I can remember when I first moved out of my parent's house and lived on my own, I was scared at first. The change was daunting, and it took me a few years to warm up to the idea. Once I did though, I never looked back. Over the next twenty years I've gone through many changes, some bad, and many good. Whether good or bad, I wasn't afraid of them. In fact, I looked forward to change...I embraced it. I used to brag that I never lived anywhere longer than five years. But then, I got older.
Once I hit my mid-30s, change once again became a daunting thing, and I've resisted change as much as possible. The devil-may-care feelings of my youth gave way to a desire for security and stability. After all, I'm a mom now, and my kids need stability. Or is it me that needs the stability?

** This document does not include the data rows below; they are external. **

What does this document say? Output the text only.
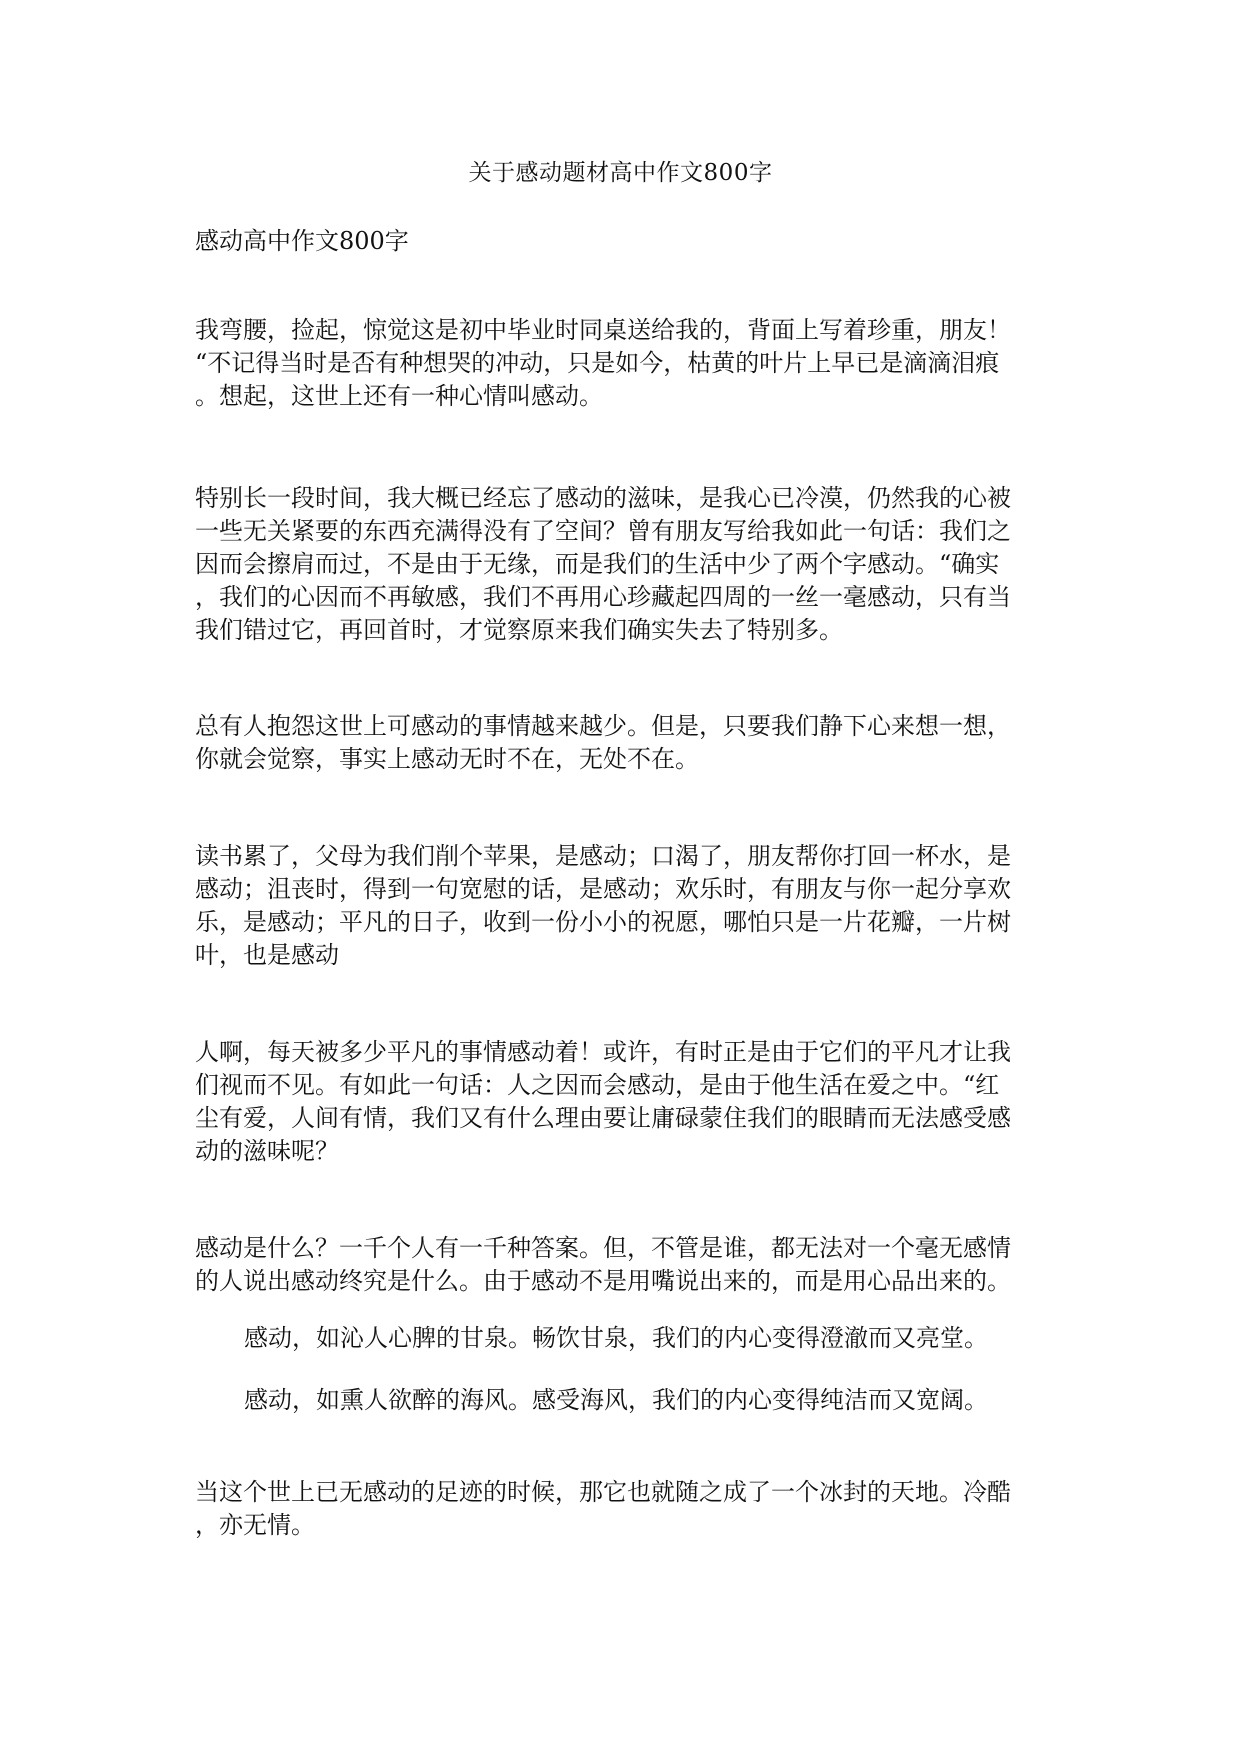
关于感动题材高中作文800字
感动高中作文800字

我弯腰，捡起，惊觉这是初中毕业时同桌送给我的，背面上写着珍重，朋友！
“不记得当时是否有种想哭的冲动，只是如今，枯黄的叶片上早已是滴滴泪痕
。想起，这世上还有一种心情叫感动。

特别长一段时间，我大概已经忘了感动的滋味，是我心已冷漠，仍然我的心被
一些无关紧要的东西充满得没有了空间？曾有朋友写给我如此一句话：我们之
因而会擦肩而过，不是由于无缘，而是我们的生活中少了两个字感动。“确实
，我们的心因而不再敏感，我们不再用心珍藏起四周的一丝一毫感动，只有当
我们错过它，再回首时，才觉察原来我们确实失去了特别多。

总有人抱怨这世上可感动的事情越来越少。但是，只要我们静下心来想一想，
你就会觉察，事实上感动无时不在，无处不在。

读书累了，父母为我们削个苹果，是感动；口渴了，朋友帮你打回一杯水，是
感动；沮丧时，得到一句宽慰的话，是感动；欢乐时，有朋友与你一起分享欢
乐，是感动；平凡的日子，收到一份小小的祝愿，哪怕只是一片花瓣，一片树
叶，也是感动

人啊，每天被多少平凡的事情感动着！或许，有时正是由于它们的平凡才让我
们视而不见。有如此一句话：人之因而会感动，是由于他生活在爱之中。“红
尘有爱，人间有情，我们又有什么理由要让庸碌蒙住我们的眼睛而无法感受感
动的滋味呢？

感动是什么？一千个人有一千种答案。但，不管是谁，都无法对一个毫无感情
的人说出感动终究是什么。由于感动不是用嘴说出来的，而是用心品出来的。

感动，如沁人心脾的甘泉。畅饮甘泉，我们的内心变得澄澈而又亮堂。

感动，如熏人欲醉的海风。感受海风，我们的内心变得纯洁而又宽阔。

当这个世上已无感动的足迹的时候，那它也就随之成了一个冰封的天地。冷酷
，亦无情。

I tend to think it's a bit of the former, but largely the latter. The last few years have seen many changes in my life, and big ones to boot, but they didn't require any sort of uprooting. I felt pretty secure with my feet firmly on the ground. Now, I sit here and contemplate my future...the best future I can imagine for my changing life. Adaptation is a necessity.
I can't put it off any longer, and I know that something has to give, but I am so comfortable that it's a scary proposition. I'm just going to face it though, the best way I know how: with confidence and with the hope that I can conjure up a bit of that excitement I felt when I was young and unafraid of the unknown.